CCI’s executive director Jill Lesser says laws no longer favor copyright holders.

“While laws that protect intellectual property remain strong and enforcement efforts continue, technology has tipped the balance away from the interests of most creators and artists,” Lesser said. “The ease of distribution of copyrighted content has helped create a generation of people who believe that all content should be free.”

CCI’s so-called “Copyright Control System” will bypass the courts entirely, as entertainment companies coordinate directly with major ISPs agreeing to enforce copyright compliance.

Lesser says consumers will still have a fair process to challenge notices of alleged infringement.  But it will cost at least $35 for consumers to argue their case.  Additionally, as a self-regulated, industry-controlled body, consumers’ rights of appeal are undetermined.  The arbitration process will be administered through the American Arbitration Association.

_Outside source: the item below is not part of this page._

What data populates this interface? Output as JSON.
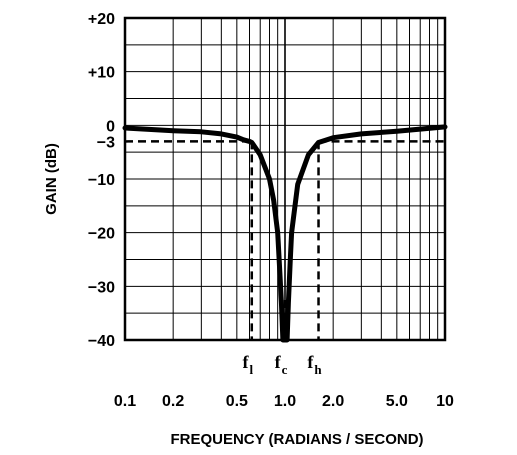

Why would ISPs want to become involved in a copyright control regime?  To reduce their own expenses and legal risks.  Copyright holders and their agents have peppered service providers with compliance and identification demands for years, creating full time positions processing the paperwork.  By adopting a clearinghouse and developing a streamlined process to handle complaints, service providers can cut costs and avoid possible litigation against themselves.

Still, both the entertainment industry and ISPs seem to be open to listening to consumer advocates.  Lesser was formerly involved with People for the American Way, a group sensitive to privacy rights.  Serving on the advisory board are Gigi Sohn from Public Knowledge and Jerry Berman, founder of the Center for Democracy and Technology.  Neither have direct authority over the group’s enforcement efforts, but Sohn told Ars Technica she hoped her involvement would give a voice to consumer interests and maintain transparency in the enforcement process.